Init Caching

Qualcomm® Neural Processing SDK can use the DLC model file to store structures that are normally built in memory during model initialization. When init caching functionality is enabled, such structures will be inserted into a set of init caches, generated during the network initialization process. These will then be added to the DLC container. If such a DLC container is saved by the user, in subsequent network initialization processes the init caches will be loaded from the DLC so as to reduce initialization time.

Starting with a freshly generated DLC, the network needs to be loaded with init caching enabled. Once the SNPE object has been successfully created, the DLC file has to be saved in order for the init caches to be persisted to storage:

#include <SNPE/SNPE.hpp>
#include "DnnSerialization/IDnnSerialization.hpp"

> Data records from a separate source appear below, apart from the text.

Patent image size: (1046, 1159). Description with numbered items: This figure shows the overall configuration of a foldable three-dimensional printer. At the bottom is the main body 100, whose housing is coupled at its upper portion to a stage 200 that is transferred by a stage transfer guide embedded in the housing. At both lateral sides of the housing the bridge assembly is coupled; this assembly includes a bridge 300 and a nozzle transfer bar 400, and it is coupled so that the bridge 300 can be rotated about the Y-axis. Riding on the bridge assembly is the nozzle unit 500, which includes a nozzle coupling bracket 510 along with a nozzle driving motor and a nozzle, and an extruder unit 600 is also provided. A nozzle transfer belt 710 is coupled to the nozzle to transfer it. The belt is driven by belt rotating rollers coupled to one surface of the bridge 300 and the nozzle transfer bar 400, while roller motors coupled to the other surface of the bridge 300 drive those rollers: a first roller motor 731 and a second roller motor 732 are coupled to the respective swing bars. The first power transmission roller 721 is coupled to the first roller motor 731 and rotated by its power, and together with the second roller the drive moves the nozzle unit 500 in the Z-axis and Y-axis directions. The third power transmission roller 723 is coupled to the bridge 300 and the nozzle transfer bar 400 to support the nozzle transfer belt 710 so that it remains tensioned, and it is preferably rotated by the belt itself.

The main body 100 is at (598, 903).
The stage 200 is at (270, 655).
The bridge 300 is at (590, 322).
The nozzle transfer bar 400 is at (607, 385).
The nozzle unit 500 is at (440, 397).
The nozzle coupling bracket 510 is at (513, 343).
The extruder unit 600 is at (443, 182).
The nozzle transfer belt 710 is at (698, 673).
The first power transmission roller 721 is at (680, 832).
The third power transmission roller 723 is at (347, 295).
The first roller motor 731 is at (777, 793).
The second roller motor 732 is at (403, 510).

auto container = zdl::DlContainer::IDlContainer::open("model.dlc");

zdl::SNPE::SNPEBuilder builder(container.get());
builder.setInitCacheModee(true);

auto snpe = builder.build();

container->save("model.dlc");

The modified DLC containing the init caches can now be re-opened later using the exact same code sequence. Initialization will be significantly sped up because the caches are loaded instead of all initialization logic being re-executed. Init caching is currently supported only for the DSP and AIP runtimes.

Qualcomm® Neural Processing SDK performs various checks to ensure the cache can be still be safely used, such as comparing library version and certain other options that were passed to the builder. If the cache is considered stale, it will automatically be regenerated. It is therefore a good idea to invoke the “save” method on the container each time when using init caching. If the cache has not been modified, calling the “save” method will not do anything.